Michael Brown Quilt
This quilt was created in memoriam to Michael Brown, and refers to an Abolitionist cradle quilt sewn in 1836 which was sold to benefit the Boston Female Anti-Slavery Society. Proceeds from the sale of this quilt will benefit the Organization Philadelphia Coalition for R.E.A.L. Justice and its general organizing efforts, which confront the context of pervasive racism and white privilege that supports police violence.

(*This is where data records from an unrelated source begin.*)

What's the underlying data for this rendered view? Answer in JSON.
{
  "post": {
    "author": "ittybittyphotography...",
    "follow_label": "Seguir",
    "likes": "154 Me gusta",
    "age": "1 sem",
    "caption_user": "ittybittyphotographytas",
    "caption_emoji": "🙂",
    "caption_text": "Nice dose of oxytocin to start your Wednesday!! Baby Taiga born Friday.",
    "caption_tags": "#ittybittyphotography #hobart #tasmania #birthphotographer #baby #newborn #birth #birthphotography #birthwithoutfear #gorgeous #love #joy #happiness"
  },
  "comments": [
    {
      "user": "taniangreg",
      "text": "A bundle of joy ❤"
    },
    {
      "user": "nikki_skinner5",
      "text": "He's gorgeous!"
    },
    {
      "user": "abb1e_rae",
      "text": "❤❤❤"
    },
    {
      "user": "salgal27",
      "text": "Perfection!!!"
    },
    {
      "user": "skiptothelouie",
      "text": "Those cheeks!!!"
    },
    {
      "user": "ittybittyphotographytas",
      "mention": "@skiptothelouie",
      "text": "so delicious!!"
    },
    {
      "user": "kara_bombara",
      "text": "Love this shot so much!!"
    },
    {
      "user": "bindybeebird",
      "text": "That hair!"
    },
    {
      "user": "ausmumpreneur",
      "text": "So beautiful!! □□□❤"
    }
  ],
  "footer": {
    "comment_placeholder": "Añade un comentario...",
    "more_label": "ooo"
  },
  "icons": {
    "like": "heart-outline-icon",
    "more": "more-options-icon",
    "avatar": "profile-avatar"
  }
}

The design of this quilt is based on the patchwork star design of the 1836 baby quilt, and uses text as does its model. The center patch of the 1836 quilt contains a poem whose tone grates on contemporary ears:
Mother! when around your child
You clasp your arms in love,
And when with grateful joy you raise
Your eyes to God above,
Think of the negro mother, when
Her child is torn away,
Sold for a little slave, — oh then
For the poor mother pray!
It is important to remember that in many ways our current society at large is more racially divided than the small but effective abolitionist movement of 150 years ago. The delicate calicos and finely inked cursive of the 1836 quilt are rendered here in rough denim and equally coarse embroidery, as a comment on the class and gender restrictions that shaped women’s practice of needlework in the 1800s, and as a requiem to the esthetics, syntax, and fine handwork that have been lost as our society has evolved. The Abolitionist quilt is attributed to Lydia Maria Child, who wrote of its making, “It was really a relief to my mind to be doing something for an innocent little baby in these dreadful times." She reported that the quilt sold for $5, the equivalent of between $100 and $500 in today’s dollars. We chose to honor Lydia’s quilt to draw a parallel between the limitations of Victorian gender roles and rigid class oppression, and current strictures of white privilege and systemic racism which keep people separated and demobilized. Women activists have always worked against their limited societal roles to address injustice, and we place ourselves in continuity with the Abolitionist quilters who used the materials and means at their disposal to make change.